Jean-David Papa s’est notamment souvenu d’une démonstration au cours de laquelle la présence d’un lapin destiné au repas avait surpris une mère de famille. « Les enfants étaient curieux. C’est davantage la réaction de la mère qui m’a marqué. Aujourd’hui, on achète un steak dans une barquette, mais on oublie facilement qu’avant, c’était un animal. »

Ces décalages entre les habitudes actuelles et celles d’autrefois ont nourri les discussions avec le public. Les visiteurs ont aussi pu découvrir l’écriture à la plume, les jeux de dés et de cartes, certaines chansons anciennes ainsi que différents aspects de la vie dans un campement.

Costumière historique, Denise Monette a, pour sa part, présenté des vêtements fabriqués selon des modèles d’époque. Leur forme, leurs tissus et leur superposition témoignaient aussi des valeurs et des mœurs de la société.

Contrairement à ce qui se fait souvent, le couple n’a pas incarné ses personnages en permanence.

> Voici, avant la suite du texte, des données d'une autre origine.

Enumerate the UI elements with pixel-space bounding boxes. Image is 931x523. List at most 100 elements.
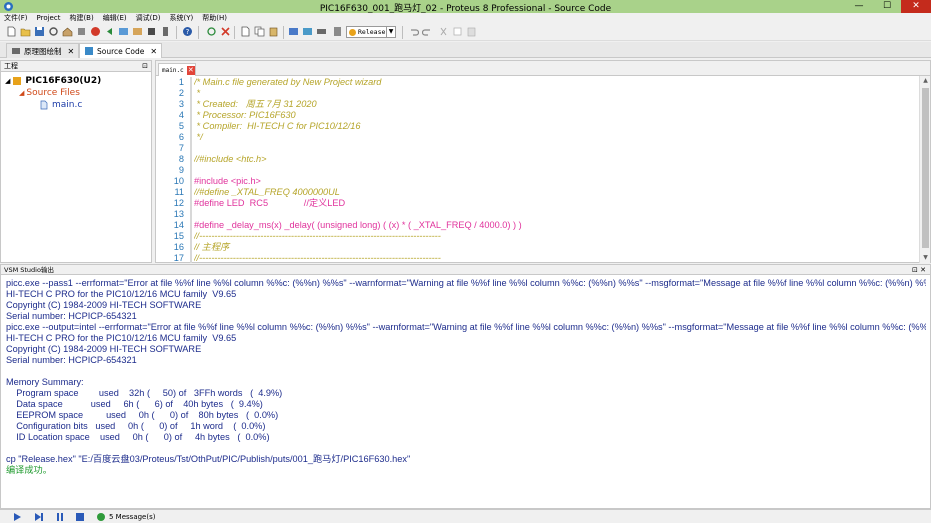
status-ok-icon [97, 513, 105, 521]
editor-scrollbar[interactable]: ▲ ▼ [919, 76, 930, 263]
paste2-icon[interactable] [466, 26, 477, 37]
tree-folder[interactable]: ◢ Source Files [19, 87, 80, 99]
chip-icon[interactable] [160, 26, 171, 37]
chip-icon [13, 77, 22, 85]
line-number: 2 [178, 88, 184, 98]
panel-buttons[interactable]: ⊡ ✕ [912, 265, 926, 275]
source-code-icon [85, 47, 93, 55]
menu-debug[interactable]: 调试(D) [136, 13, 161, 24]
chevron-down-icon[interactable]: ▼ [386, 27, 395, 37]
message-count-label: 5 Message(s) [109, 513, 156, 521]
menu-file[interactable]: 文件(F) [4, 13, 28, 24]
line-number-gutter: 1 2 3 4 5 6 7 8 9 10 11 12 13 14 15 16 1… [158, 77, 188, 263]
pause-icon[interactable] [54, 512, 66, 522]
menu-build[interactable]: 构建(B) [69, 13, 93, 24]
pin-icon[interactable]: ⊡ [142, 61, 148, 72]
line-number: 8 [178, 154, 184, 164]
open-folder-icon[interactable] [20, 26, 31, 37]
step-icon[interactable] [33, 512, 45, 522]
main-c-label: main.c [52, 100, 83, 110]
title-bar: PIC16F630_001_跑马灯_02 - Proteus 8 Profess… [0, 0, 931, 14]
output-line: picc.exe --output=intel --errformat="Err… [6, 322, 926, 332]
stop-icon[interactable] [90, 26, 101, 37]
copy2-icon[interactable] [452, 26, 463, 37]
output-line: ID Location space used 0h ( 0) of 4h byt… [6, 432, 270, 442]
output-line: Memory Summary: [6, 377, 84, 387]
tree-file[interactable]: main.c [39, 99, 82, 111]
line-number: 16 [173, 242, 184, 252]
line-number: 7 [178, 143, 184, 153]
expand-icon[interactable]: ◢ [5, 77, 10, 85]
menu-bar: 文件(F) Project 构建(B) 编辑(E) 调试(D) 系统(Y) 帮助… [0, 13, 931, 24]
close-icon[interactable]: ✕ [186, 65, 195, 75]
menu-system[interactable]: 系统(Y) [169, 13, 193, 24]
play-icon[interactable] [11, 512, 23, 522]
status-bar: 5 Message(s) [0, 509, 931, 523]
minimize-button[interactable]: — [845, 0, 873, 13]
close-icon[interactable]: ✕ [68, 47, 75, 56]
code-line: * [194, 88, 201, 98]
close-icon[interactable]: ✕ [150, 47, 157, 56]
code-text-area[interactable]: /* Main.c file generated by New Project … [194, 77, 916, 263]
tree-root[interactable]: ◢ PIC16F630(U2) [5, 75, 101, 87]
menu-edit[interactable]: 编辑(E) [103, 13, 127, 24]
editor-tab-main-c[interactable]: main.c ✕ [158, 63, 196, 76]
close-button[interactable]: ✕ [901, 0, 931, 13]
tab-schematic[interactable]: 原理图绘制 ✕ [6, 43, 80, 58]
scroll-up-icon[interactable]: ▲ [920, 76, 931, 86]
output-line: picc.exe --pass1 --errformat="Error at f… [6, 278, 926, 288]
project-panel: 工程 ⊡ ◢ PIC16F630(U2) ◢ Source Files main… [0, 60, 152, 263]
tab-source-code[interactable]: Source Code ✕ [79, 43, 163, 58]
menu-help[interactable]: 帮助(H) [202, 13, 227, 24]
copy-icon[interactable] [254, 26, 265, 37]
new-doc-icon[interactable] [240, 26, 251, 37]
scroll-down-icon[interactable]: ▼ [920, 253, 931, 263]
code-line: * Created: 周五 7月 31 2020 [194, 99, 317, 109]
scroll-thumb[interactable] [922, 88, 929, 248]
code-line: /* Main.c file generated by New Project … [194, 77, 382, 87]
fold-margin [190, 77, 192, 263]
expand-icon[interactable]: ◢ [19, 89, 24, 97]
home-icon[interactable] [62, 26, 73, 37]
output-panel-header: VSM Studio输出 ⊡ ✕ [1, 265, 930, 275]
build-config-select[interactable]: Release ▼ [346, 26, 396, 38]
code-line: // 主程序 [194, 242, 230, 252]
config-icon[interactable] [332, 26, 343, 37]
component-icon[interactable] [76, 26, 87, 37]
new-file-icon[interactable] [6, 26, 17, 37]
message-count[interactable]: 5 Message(s) [97, 511, 155, 523]
delete-icon[interactable] [220, 26, 231, 37]
maximize-button[interactable]: ☐ [873, 0, 901, 13]
ic-icon[interactable] [146, 26, 157, 37]
output-panel: VSM Studio输出 ⊡ ✕ picc.exe --pass1 --errf… [0, 264, 931, 509]
refresh-icon[interactable] [206, 26, 217, 37]
code-line: #define LED RC5 //定义LED [194, 198, 346, 208]
project-panel-title: 工程 [4, 62, 18, 70]
settings-icon[interactable] [48, 26, 59, 37]
editor-tab-strip: main.c ✕ [156, 61, 930, 76]
output-line: Program space used 32h ( 50) of 3FFh wor… [6, 388, 283, 398]
export-icon[interactable] [132, 26, 143, 37]
stop-icon[interactable] [74, 512, 86, 522]
print-icon[interactable] [316, 26, 327, 37]
help-icon[interactable]: ? [182, 26, 193, 37]
code-line: #include <pic.h> [194, 176, 261, 186]
line-number: 15 [173, 231, 184, 241]
redo-icon[interactable] [422, 26, 433, 37]
output-line: HI-TECH C PRO for the PIC10/12/16 MCU fa… [6, 289, 237, 299]
schematic-icon [12, 48, 20, 54]
paste-icon[interactable] [268, 26, 279, 37]
undo-icon[interactable] [408, 26, 419, 37]
back-icon[interactable] [104, 26, 115, 37]
output-text[interactable]: picc.exe --pass1 --errformat="Error at f… [6, 278, 926, 508]
save-icon[interactable] [34, 26, 45, 37]
rebuild-icon[interactable] [302, 26, 313, 37]
import-icon[interactable] [118, 26, 129, 37]
cut-icon[interactable] [438, 26, 449, 37]
editor-tab-label: main.c [162, 66, 184, 74]
line-number: 6 [178, 132, 184, 142]
build-icon[interactable] [288, 26, 299, 37]
menu-project[interactable]: Project [37, 13, 61, 24]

Il a plutôt privilégié une interprétation à la troisième personne, qui permet d’expliquer les gestes posés et de les comparer avec les pratiques modernes. « On n’est pas là pour faire du théâtre. On est là pour transmettre des connaissances ».

Cette approche leur a également permis d’aborder le rôle du poste de traite, les échanges avec les Premières Nations et l’isolement des voyageurs, qui pouvaient mettre environ 21 jours pour rejoindre le secteur depuis Montréal.

À travers leur campement, Denise Monette et Jean-David Papa ont ainsi proposé davantage qu’une simple reconstitution. Ils ont rappelé aux visiteurs que l’histoire ne se limite pas aux dates et aux bâtiments : elle se comprend aussi dans la manière de manger, de travailler, de croire et de survivre.